Typo "me" in description.

llvm/test/CodeGen/AMDGPU/wqm.mir
248

Remove most of this? Usually you only need name, tracksRegLiveness and body.

critson marked an inline comment as done.Jan 27 2021, 8:58 PM
critson updated this revision to Diff 319752.Jan 27 2021, 8:58 PM
  • Tidy test.
arsenm added inline comments.Jan 28 2021, 10:06 AM
llvm/lib/Target/AMDGPU/SIWholeQuadMode.cpp
295–296

You lost this assert (but we should convert it to the pass required properties set anyway)

382–389

Should this skip all implicit operands?

critson marked 2 inline comments as done.Jan 28 2021, 4:44 PM
critson added inline comments.
llvm/lib/Target/AMDGPU/SIWholeQuadMode.cpp
295–296

Yes, while I think I deleted the assertion by accident, I believe it is technically wrong.
I will add clearedProperties to the pass in D94746 which is where !IsSSA is definitely required.

382–389

No we must process implicit uses as well and mark them as WWM/WQM with $vcc being the primary use case, e.g. $vcc input of WWM VOP2 v_addc_co must also be in computed in WWM.
At the moment $exec is the only register I am confident that can be ignored as it explicitly managed by this pass; however, it is possible other register (e.g. $m0 and $mode) might also be valid here, but I'd prefer to leave that as exercise for later.

piotr added a comment.EditedFeb 17 2021, 9:39 AM

Looks good to me (with two nits inline).

llvm/lib/Target/AMDGPU/SIWholeQuadMode.cpp
337

DefLanes is a bit too similar to DefinedLanes.

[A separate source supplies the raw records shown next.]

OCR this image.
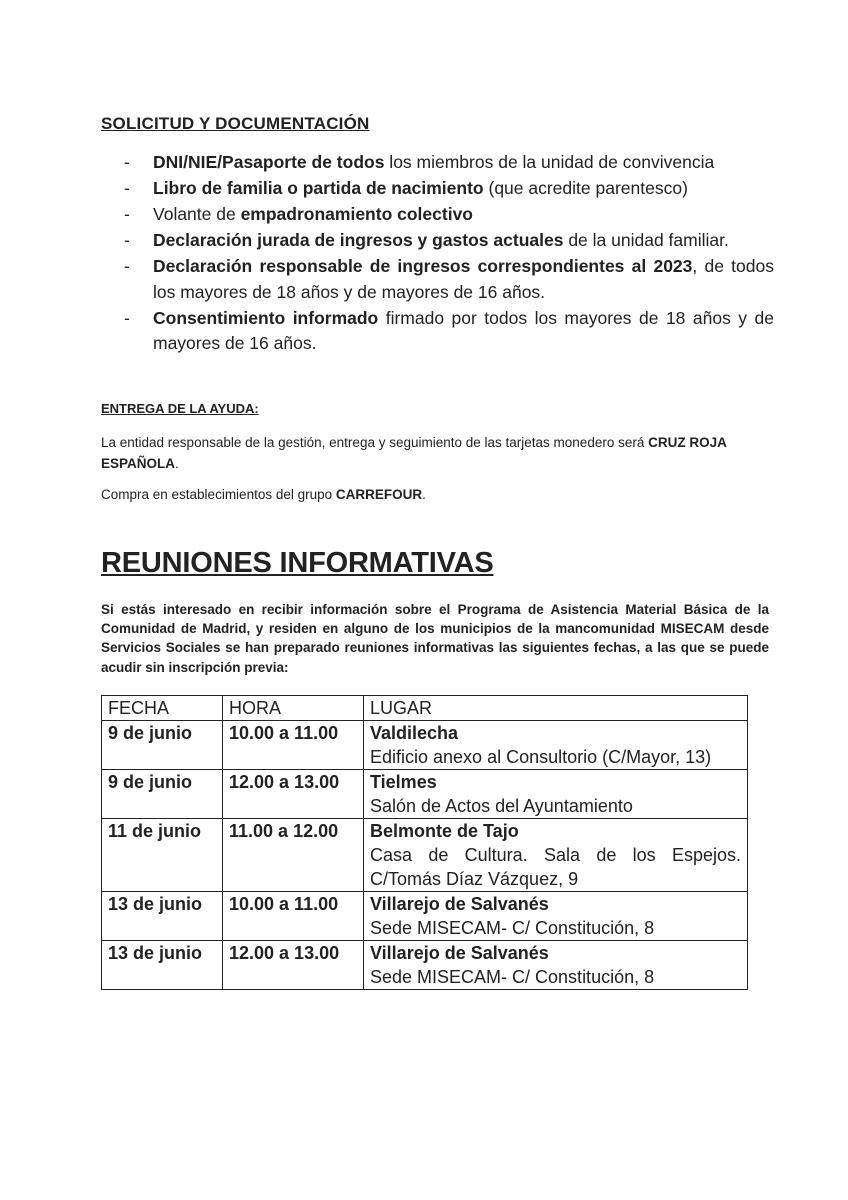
SOLICITUD Y DOCUMENTACIÓN
- DNI/NIE/Pasaporte de todos los miembros de la unidad de convivencia
- Libro de familia o partida de nacimiento (que acredite parentesco)
- Volante de empadronamiento colectivo
- Declaración jurada de ingresos y gastos actuales de la unidad familiar.
- Declaración responsable de ingresos correspondientes al 2023, de todos los mayores de 18 años y de mayores de 16 años.
- Consentimiento informado firmado por todos los mayores de 18 años y de mayores de 16 años.
ENTREGA DE LA AYUDA:

La entidad responsable de la gestión, entrega y seguimiento de las tarjetas monedero será CRUZ ROJA ESPAÑOLA.

Compra en establecimientos del grupo CARREFOUR.

REUNIONES INFORMATIVAS

Si estás interesado en recibir información sobre el Programa de Asistencia Material Básica de la Comunidad de Madrid, y residen en alguno de los municipios de la mancomunidad MISECAM desde Servicios Sociales se han preparado reuniones informativas las siguientes fechas, a las que se puede acudir sin inscripción previa:

FECHA	HORA	LUGAR
9 de junio	10.00 a 11.00	Valdilecha
Edificio anexo al Consultorio (C/Mayor, 13)

9 de junio	12.00 a 13.00	Tielmes
Salón de Actos del Ayuntamiento

11 de junio	11.00 a 12.00	Belmonte de Tajo
Casa de Cultura. Sala de los Espejos. C/Tomás Díaz Vázquez, 9

13 de junio	10.00 a 11.00	Villarejo de Salvanés
Sede MISECAM- C/ Constitución, 8

13 de junio	12.00 a 13.00	Villarejo de Salvanés
Sede MISECAM- C/ Constitución, 8
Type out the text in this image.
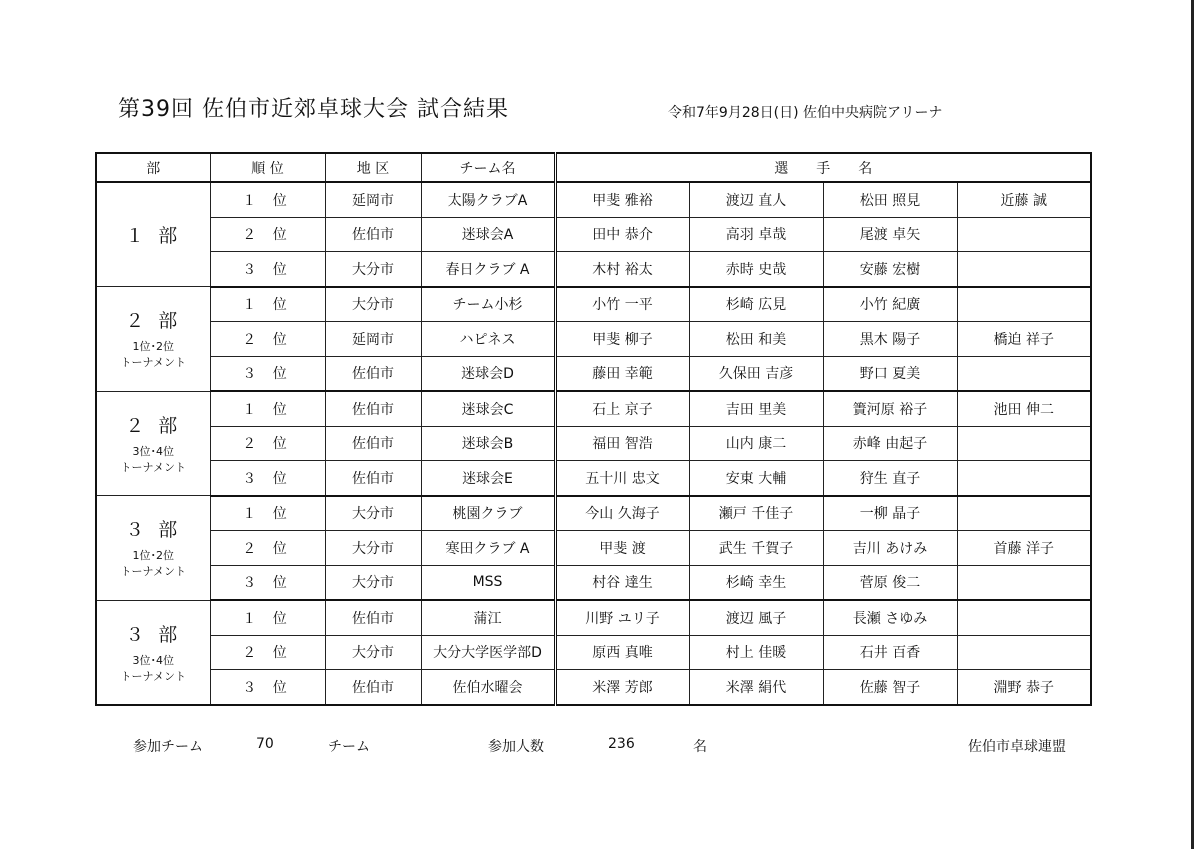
第39回 佐伯市近郊卓球大会 試合結果	令和7年9月28日(日) 佐伯中央病院アリーナ
部	順 位	地 区	チーム名	選　　手　　名			

１ 部	１ 位	延岡市	太陽クラブA	甲斐 雅裕	渡辺 直人	松田 照見	近藤 誠
	２ 位	佐伯市	迷球会A	田中 恭介	高羽 卓哉	尾渡 卓矢	
	３ 位	大分市	春日クラブ A	木村 裕太	赤時 史哉	安藤 宏樹	

２ 部
1位･2位
トーナメント	１ 位	大分市	チーム小杉	小竹 一平	杉崎 広見	小竹 紀廣	
	２ 位	延岡市	ハピネス	甲斐 柳子	松田 和美	黒木 陽子	橋迫 祥子
	３ 位	佐伯市	迷球会D	藤田 幸範	久保田 吉彦	野口 夏美	

２ 部
3位･4位
トーナメント	１ 位	佐伯市	迷球会C	石上 京子	吉田 里美	簀河原 裕子	池田 伸二
	２ 位	佐伯市	迷球会B	福田 智浩	山内 康二	赤峰 由起子	
	３ 位	佐伯市	迷球会E	五十川 忠文	安東 大輔	狩生 直子	

３ 部
1位･2位
トーナメント	１ 位	大分市	桃園クラブ	今山 久海子	瀬戸 千佳子	一柳 晶子	
	２ 位	大分市	寒田クラブ A	甲斐 渡	武生 千賀子	吉川 あけみ	首藤 洋子
	３ 位	大分市	MSS	村谷 達生	杉崎 幸生	菅原 俊二	

３ 部
3位･4位
トーナメント	１ 位	佐伯市	蒲江	川野 ユリ子	渡辺 風子	長瀬 さゆみ	
	２ 位	大分市	大分大学医学部D	原西 真唯	村上 佳暖	石井 百香	
	３ 位	佐伯市	佐伯水曜会	米澤 芳郎	米澤 絹代	佐藤 智子	淵野 恭子
参加チーム	70	チーム	参加人数	236	名	佐伯市卓球連盟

Can you rename one of them please?

343

HasDef |= Overlap.any();

critson updated this revision to Diff 324928.Feb 19 2021, 2:36 AM
critson marked 2 inline comments as done.
  • Rebase
  • Address reviewer comments
critson marked 2 inline comments as done.Feb 19 2021, 2:38 AM
critson added inline comments.
llvm/lib/Target/AMDGPU/SIWholeQuadMode.cpp
337

Changed to OpLanes

piotr accepted this revision.Feb 19 2021, 2:40 AM
This revision is now accepted and ready to land.Feb 19 2021, 2:40 AM
This revision was landed with ongoing or failed builds.Feb 19 2021, 3:47 AM
This revision was automatically updated to reflect the committed changes.
critson marked an inline comment as done.